Foto: schlagermove.de



20 Mai 2024

Frustfeier auf dem Kiez

Während es dem großen Hamburger Sportverein erneut mit müheloser Souveränität gelungen ist, die Klasse zu halten, scheiterte mein kleiner Stadtteilverein diesmal krachend an dieser jahrelang gemeisterten Aufgabe. Und nicht nur das: Feige hat er sich damit auch davor gedrückt, in der kommenden Spielzeit die unlängst verlorene Stadtmeisterschaft zurückzuerringen. Das alles ist natürlich eine schwer erträgliche Gesamtschmach. Und um sie halbwegs zu ertragen, beging man sie heute auf dem Kiez mit einer Art Gedenkfeier.

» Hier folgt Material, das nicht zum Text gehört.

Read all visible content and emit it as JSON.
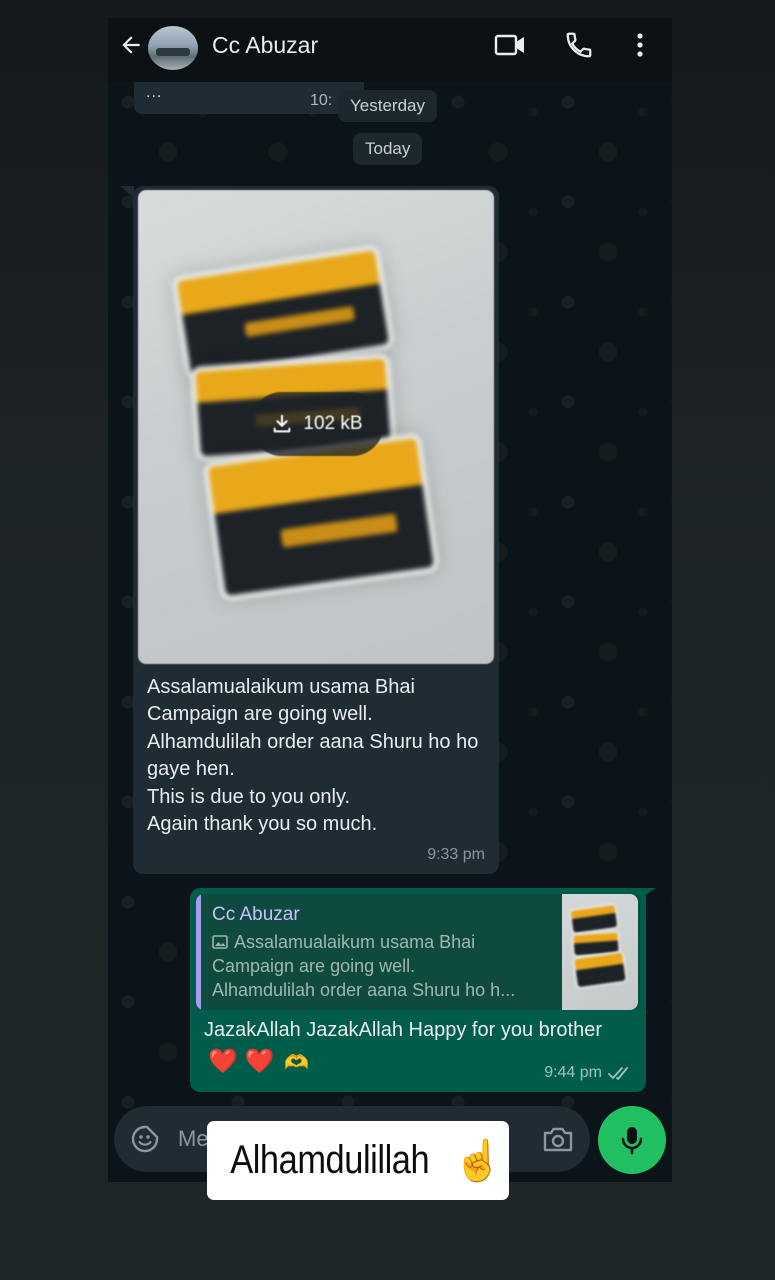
{
  "header": {
    "contact_name": "Cc Abuzar"
  },
  "previous_message": {
    "dots": "...",
    "time": "10:"
  },
  "date_chips": {
    "yesterday": "Yesterday",
    "today": "Today"
  },
  "incoming": {
    "download_size": "102 kB",
    "text": "Assalamualaikum usama Bhai\nCampaign are going well.\nAlhamdulilah order aana Shuru ho ho gaye hen.\nThis is due to you only.\nAgain thank you so much.",
    "time": "9:33 pm"
  },
  "outgoing": {
    "quote_author": "Cc Abuzar",
    "quote_line1": "Assalamualaikum usama Bhai",
    "quote_line2": "Campaign are going well.",
    "quote_line3": "Alhamdulilah order aana Shuru ho h...",
    "text": "JazakAllah JazakAllah Happy for you brother",
    "emoji_hearts": "❤️ ❤️",
    "emoji_hands": "🫶",
    "time": "9:44 pm"
  },
  "input": {
    "placeholder": "Me"
  },
  "overlay": {
    "caption": "Alhamdulillah",
    "emoji": "☝️"
  },
  "colors": {
    "incoming_bubble": "#1f2c33",
    "outgoing_bubble": "#005c4b",
    "accent_green": "#21c063",
    "quote_author": "#c9c1ff"
  },
  "icons": [
    "back-arrow-icon",
    "video-call-icon",
    "phone-call-icon",
    "more-menu-icon",
    "download-icon",
    "image-icon",
    "double-check-icon",
    "sticker-icon",
    "camera-icon",
    "mic-icon"
  ]
}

Die für Autos gesperrte Reeperbahn, morgens noch tristes Aufmarschfeld einer Armee von Dixiklos, verwandelte sich im Lauf des Tages zu einer menschensatten Meile, in der Abertausende mühsam versuchten, ihre Frustration über die auf absehbare Zeit nicht wieder eroberbare Stadtmeisterschaft mithilfe von Drogen, Bier und melancholischen Gesängen zu überspielen. So waren unter anderem rührend verzweifelte Sprechchöre wie „Die Nummer eins der Stadt sind wir“ zu hören, was HSV-Fans – sofern anwesend – natürlich nur spöttisch belächelt hätten.

Die Mannschaft des FC St. Pauli, hauptverantwortlich für das Desaster, machte notgedrungen gute Miene zum bösen Spiel und nahm auf dem Spielbudenplatz als Trostpreis eine zur „Meisterschale“ euphemisierte silbern schimmernde Radkappe entgegen. Blamabel das alles, zum Fremdschämen.

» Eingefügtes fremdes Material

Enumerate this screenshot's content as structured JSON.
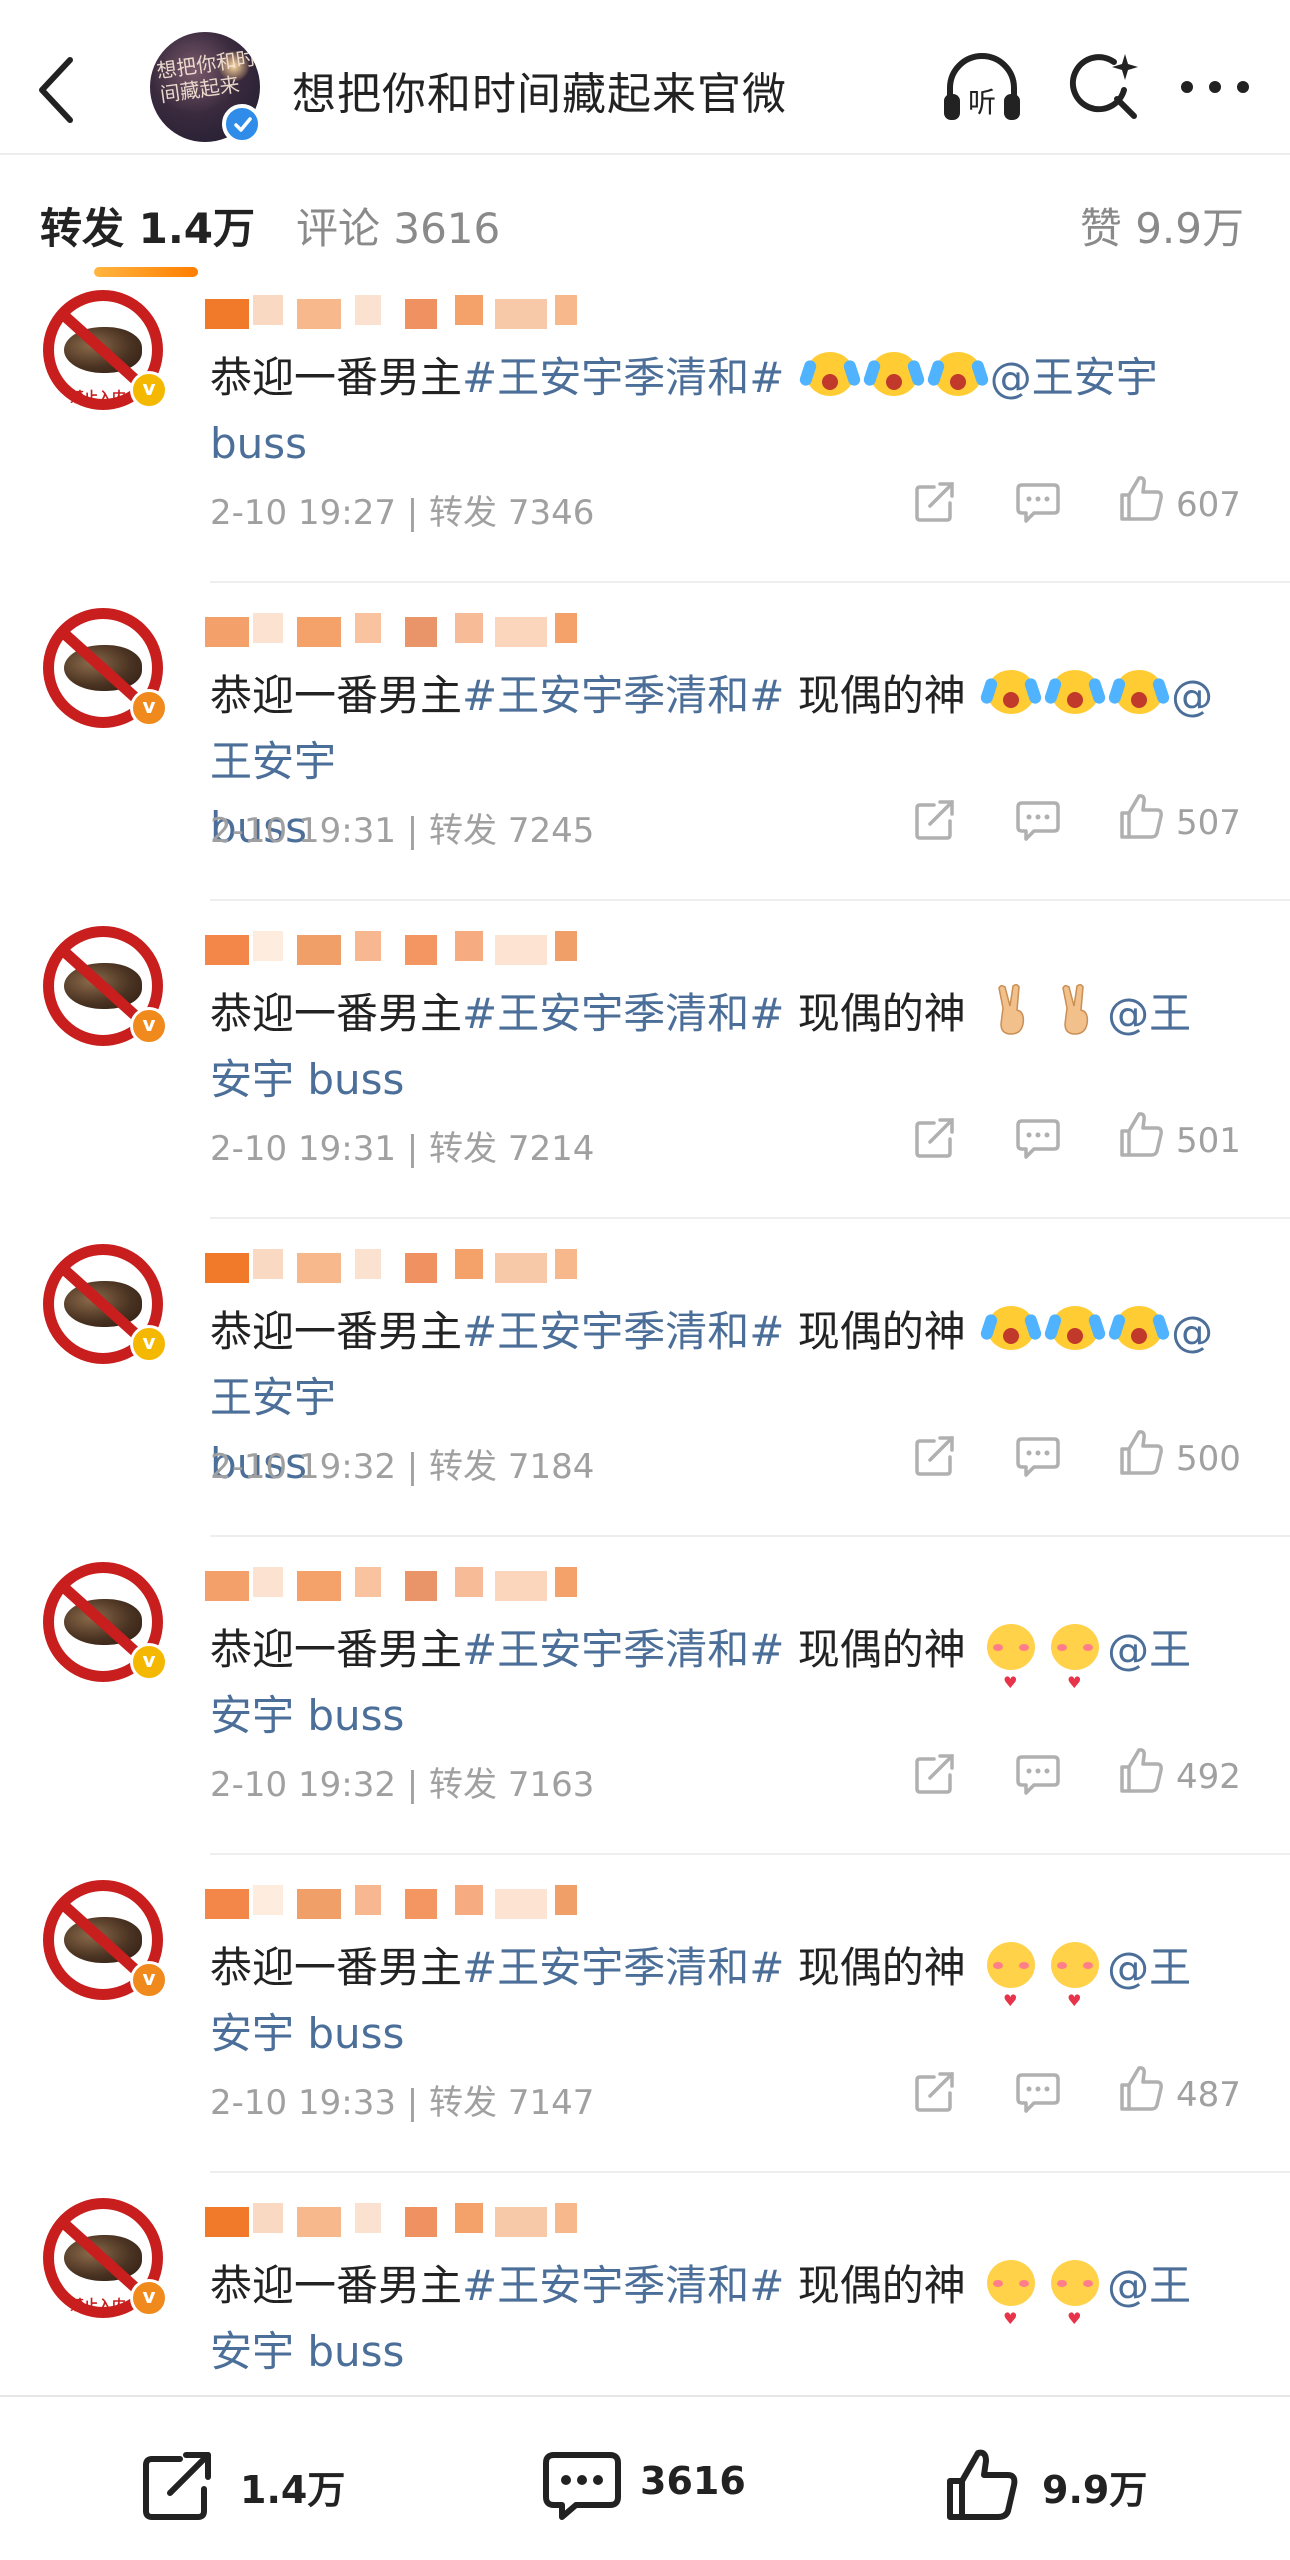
{
  "header": {
    "title": "想把你和时间藏起来官微",
    "avatar_text": "想把你和时间藏起来",
    "back_icon": "back-arrow-icon",
    "listen_label": "听",
    "search_icon": "search-icon",
    "more_icon": "more-icon"
  },
  "tabs": {
    "repost": "转发 1.4万",
    "comment": "评论 3616",
    "like": "赞 9.9万"
  },
  "avatar_caption": "禁止入内",
  "reposts": [
    {
      "badge_color": "#f5b800",
      "text_pre": "恭迎一番男主",
      "tag": "#王安宇季清和#",
      "text_mid": "",
      "emoji": "cry",
      "emoji_count": 3,
      "mention_a": "@王安宇",
      "mention_b": "buss",
      "time": "2-10 19:27",
      "repost_label": "转发 7346",
      "likes": "607"
    },
    {
      "badge_color": "#f08a1c",
      "text_pre": "恭迎一番男主",
      "tag": "#王安宇季清和#",
      "text_mid": " 现偶的神",
      "emoji": "cry",
      "emoji_count": 3,
      "mention_a": "@王安宇",
      "mention_b": "buss",
      "time": "2-10 19:31",
      "repost_label": "转发 7245",
      "likes": "507"
    },
    {
      "badge_color": "#f08a1c",
      "text_pre": "恭迎一番男主",
      "tag": "#王安宇季清和#",
      "text_mid": " 现偶的神",
      "emoji": "hand",
      "emoji_count": 2,
      "mention_a": "@王",
      "mention_b": "安宇 buss",
      "time": "2-10 19:31",
      "repost_label": "转发 7214",
      "likes": "501"
    },
    {
      "badge_color": "#f5b800",
      "text_pre": "恭迎一番男主",
      "tag": "#王安宇季清和#",
      "text_mid": " 现偶的神",
      "emoji": "cry",
      "emoji_count": 3,
      "mention_a": "@王安宇",
      "mention_b": "buss",
      "time": "2-10 19:32",
      "repost_label": "转发 7184",
      "likes": "500"
    },
    {
      "badge_color": "#f5b800",
      "text_pre": "恭迎一番男主",
      "tag": "#王安宇季清和#",
      "text_mid": " 现偶的神",
      "emoji": "blush",
      "emoji_count": 2,
      "mention_a": "@王",
      "mention_b": "安宇 buss",
      "time": "2-10 19:32",
      "repost_label": "转发 7163",
      "likes": "492"
    },
    {
      "badge_color": "#f08a1c",
      "text_pre": "恭迎一番男主",
      "tag": "#王安宇季清和#",
      "text_mid": " 现偶的神",
      "emoji": "blush",
      "emoji_count": 2,
      "mention_a": "@王",
      "mention_b": "安宇 buss",
      "time": "2-10 19:33",
      "repost_label": "转发 7147",
      "likes": "487"
    },
    {
      "badge_color": "#f08a1c",
      "text_pre": "恭迎一番男主",
      "tag": "#王安宇季清和#",
      "text_mid": " 现偶的神",
      "emoji": "blush",
      "emoji_count": 2,
      "mention_a": "@王",
      "mention_b": "安宇 buss",
      "time": "",
      "repost_label": "",
      "likes": ""
    }
  ],
  "bottom_bar": {
    "repost_count": "1.4万",
    "comment_count": "3616",
    "like_count": "9.9万"
  },
  "colors": {
    "link": "#4c6f99",
    "accent_orange": "#ff8200",
    "muted": "#a0a0a0"
  }
}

Ich hatte zum Kondolieren mein inzwischen 22 Jahre altes Weltpokalsiegerbesieger-T-Shirt aus dem Schrank geholt und kann immerhin erfreut bestätigen: Es passt mir noch. So ausstaffiert, schloss ich mich den vielen Tausend Trauernden an, um in der Masse Gleichgesinnter wenigstens ein wenig Trost zu finden.

Andere nutzten die Versammlung gar zu politischen Übersprungshandlungen. Manch Anwesender aber verdrückte die ein oder andere Träne, und zwischendurch weinte auch der Himmel.

Aber natürlich nur über dem Kiez, nicht über dem Volkspark.


 

24 April 2024

Der Fernsehsessel des Schreckens

Von: Matt Wagner
An: XXX-Möbelservice

Guten Tag, Herr M.,

meine Mutter (Kundennummer: 71844XX) hat mich gebeten, Ihnen diese Mail zu schreiben. Der Grund: Sie ist sehr unglücklich mit der Haltbarkeit des bei Ihnen erworbenen Fernsehsessels, und das möchte sie gerne kundtun.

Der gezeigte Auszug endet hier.